Australia has long billed itself as a nation where we speak truth to power. However, the only truth is that the powerful are abusing the positions we’ve given them.
Australia likes to bill itself as a place where we speak truth to power. But, more often than not these days, the reverse is true, as personal (corporate) growth is taking a backseat to the greater public good, to the detriment of several groups.
Adani has been approved. The traditional Wangan and Jagalingou owners of the land have had their appeal dismissed in regards to the land use agreement. They are forcing the W&J people to pay the miners’ costs, which Adani is seeking at $600,000. A bigger issue at heart here is how the Native Title Act is often implemented, with it “embed racism” against traditional landowners, as Tony McAvoy put it. The Act often pushes traditional owners into making deals regarding mines, for monetary compensation, or fighting their use of the land and risk receiving nothing at all. Guess how that usually works out.
After the AFP raid of the ABC offices, we know where Australia stands on journalism. It has been revealed by John Lyons, ABC’s head of investigative journalism, that the AFP wanted the fingerprints and palm prints of the journalists who worked on the anti-government Afghan Files stories ahead of the raid. Which is something you’d expect from an authoritarian state.
And now deputy PM Michael McCormack has said Adani was “justified” in asking for the names of the CSIRO scientists who worked on reviewing the plan for the mine. This was, of course, to make sure that they weren’t “anti-coal activists”, which realistically any self-respecting environmental scientist should be. Again, this is a private company demanding the names of government scientists who worked on a plan that ended up being approved by both state and local governments, just in case there were some “activists” in amongst the group. And the government essentially giving their consent to this.
“Adani simply wants to know who is involved in the review to provide it with peace of mind that it is being treated fairly,” Adani said to the Federal Government, “and that the review will not be hijacked by activists with a political, as opposed to scientific, agenda.”

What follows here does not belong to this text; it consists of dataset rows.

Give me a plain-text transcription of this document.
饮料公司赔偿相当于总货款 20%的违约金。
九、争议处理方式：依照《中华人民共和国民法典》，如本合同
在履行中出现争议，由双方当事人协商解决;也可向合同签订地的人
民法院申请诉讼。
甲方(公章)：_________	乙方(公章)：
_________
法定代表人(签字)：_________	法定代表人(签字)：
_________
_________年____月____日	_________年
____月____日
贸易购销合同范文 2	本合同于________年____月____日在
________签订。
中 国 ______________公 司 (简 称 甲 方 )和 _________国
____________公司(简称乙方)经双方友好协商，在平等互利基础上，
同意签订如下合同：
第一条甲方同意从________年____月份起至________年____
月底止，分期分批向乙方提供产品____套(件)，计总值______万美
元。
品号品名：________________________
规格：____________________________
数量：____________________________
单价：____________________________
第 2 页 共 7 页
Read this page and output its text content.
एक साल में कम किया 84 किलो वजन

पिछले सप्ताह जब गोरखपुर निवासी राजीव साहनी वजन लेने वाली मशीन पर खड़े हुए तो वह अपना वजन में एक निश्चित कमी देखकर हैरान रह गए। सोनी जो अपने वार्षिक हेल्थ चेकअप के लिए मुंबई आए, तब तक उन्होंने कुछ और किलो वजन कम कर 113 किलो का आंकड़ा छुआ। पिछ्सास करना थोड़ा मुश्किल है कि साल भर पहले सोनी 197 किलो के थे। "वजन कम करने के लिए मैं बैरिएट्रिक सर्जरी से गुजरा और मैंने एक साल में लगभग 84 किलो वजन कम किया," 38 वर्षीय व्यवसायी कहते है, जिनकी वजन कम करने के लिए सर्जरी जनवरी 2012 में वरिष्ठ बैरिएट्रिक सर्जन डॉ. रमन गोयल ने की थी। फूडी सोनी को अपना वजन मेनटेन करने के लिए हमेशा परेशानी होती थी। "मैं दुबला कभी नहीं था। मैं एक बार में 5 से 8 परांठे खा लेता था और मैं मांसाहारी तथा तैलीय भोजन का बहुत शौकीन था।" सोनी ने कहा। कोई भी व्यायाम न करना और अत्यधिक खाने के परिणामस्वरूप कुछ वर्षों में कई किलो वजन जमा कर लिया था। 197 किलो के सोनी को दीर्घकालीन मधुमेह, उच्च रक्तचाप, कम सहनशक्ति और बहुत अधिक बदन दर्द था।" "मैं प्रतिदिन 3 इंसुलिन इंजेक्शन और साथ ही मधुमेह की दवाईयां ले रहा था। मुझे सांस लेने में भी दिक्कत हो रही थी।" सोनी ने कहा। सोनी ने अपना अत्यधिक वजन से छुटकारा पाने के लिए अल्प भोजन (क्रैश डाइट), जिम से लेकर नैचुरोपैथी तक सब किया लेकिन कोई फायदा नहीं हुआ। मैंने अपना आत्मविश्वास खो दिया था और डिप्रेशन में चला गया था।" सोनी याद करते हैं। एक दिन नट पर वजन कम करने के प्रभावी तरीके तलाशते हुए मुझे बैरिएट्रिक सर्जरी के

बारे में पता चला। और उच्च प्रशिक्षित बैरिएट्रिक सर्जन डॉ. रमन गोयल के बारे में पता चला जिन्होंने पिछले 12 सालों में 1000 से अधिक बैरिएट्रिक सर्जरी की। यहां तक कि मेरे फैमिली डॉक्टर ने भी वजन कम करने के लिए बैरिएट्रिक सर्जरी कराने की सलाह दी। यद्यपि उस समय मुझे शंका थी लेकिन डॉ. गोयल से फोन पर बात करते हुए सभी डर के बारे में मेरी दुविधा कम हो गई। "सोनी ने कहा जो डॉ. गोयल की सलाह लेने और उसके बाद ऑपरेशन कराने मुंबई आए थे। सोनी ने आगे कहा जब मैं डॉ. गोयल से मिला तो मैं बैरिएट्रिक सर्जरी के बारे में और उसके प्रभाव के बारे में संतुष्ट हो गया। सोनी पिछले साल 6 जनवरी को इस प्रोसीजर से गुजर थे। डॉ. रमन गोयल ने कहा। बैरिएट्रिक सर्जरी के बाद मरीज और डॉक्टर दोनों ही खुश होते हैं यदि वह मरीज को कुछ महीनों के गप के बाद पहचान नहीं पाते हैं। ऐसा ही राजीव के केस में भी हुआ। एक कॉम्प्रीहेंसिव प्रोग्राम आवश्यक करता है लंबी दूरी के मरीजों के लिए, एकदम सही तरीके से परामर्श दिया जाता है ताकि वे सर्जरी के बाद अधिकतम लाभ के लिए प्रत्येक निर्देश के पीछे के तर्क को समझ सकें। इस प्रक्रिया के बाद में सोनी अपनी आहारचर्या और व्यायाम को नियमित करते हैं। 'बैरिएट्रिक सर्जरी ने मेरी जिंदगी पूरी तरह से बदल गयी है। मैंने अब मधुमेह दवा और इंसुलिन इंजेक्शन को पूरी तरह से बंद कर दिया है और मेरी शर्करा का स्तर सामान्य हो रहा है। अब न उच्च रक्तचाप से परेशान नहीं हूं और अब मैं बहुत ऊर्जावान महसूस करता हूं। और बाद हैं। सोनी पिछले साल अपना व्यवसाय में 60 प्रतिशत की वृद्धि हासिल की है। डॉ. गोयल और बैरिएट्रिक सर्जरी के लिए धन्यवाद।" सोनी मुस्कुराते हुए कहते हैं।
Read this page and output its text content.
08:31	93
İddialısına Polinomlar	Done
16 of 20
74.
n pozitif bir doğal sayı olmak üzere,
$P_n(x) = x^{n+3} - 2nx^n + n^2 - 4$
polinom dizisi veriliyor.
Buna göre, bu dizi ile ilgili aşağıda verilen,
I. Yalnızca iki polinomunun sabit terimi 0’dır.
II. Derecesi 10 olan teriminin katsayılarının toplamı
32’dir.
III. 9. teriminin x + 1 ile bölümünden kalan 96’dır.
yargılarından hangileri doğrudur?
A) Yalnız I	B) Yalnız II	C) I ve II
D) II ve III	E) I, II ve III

McCormack went further and, on ABC AM, said that this project had had to “jump through more environmental hoops than perhaps any previous project in the nation” and, like, yeah. Of course, they have. We’re at a point where the environment is being devastated by companies like Adani. It is unreasonable that the project was approved at all. And, to assuage you, the names of the scientists were not handed over. But next time? Maybe they will be. Maybe the government won’t care so much about its employees, especially those in the sciences who often have to deliver bad news, or at least inconvenient news. Somewhat like journalists.
Australia is a beautiful and, in many ways, yes, lucky country. We pride ourselves on our natural beauty, incredible wonders, and our wide array of fascinating animals. We are home to the oldest civilization on Earth, dating back over 80,000 years, home to some of the earliest astronomy ever performed. But we’re not protecting it. The culture we have built here is using it all up and destroying it. And we’re destroying ourselves. We censure foreign governments for the very same acts we are committing in this nation.
We can stop this potentially irreversible turn before it’s too late, but we actually have to work at it. We deserve to know what those in power are up to. We should not bow to private companies, especially those who want desperately to destroy our land. If we don’t, then we’re going to lose it all.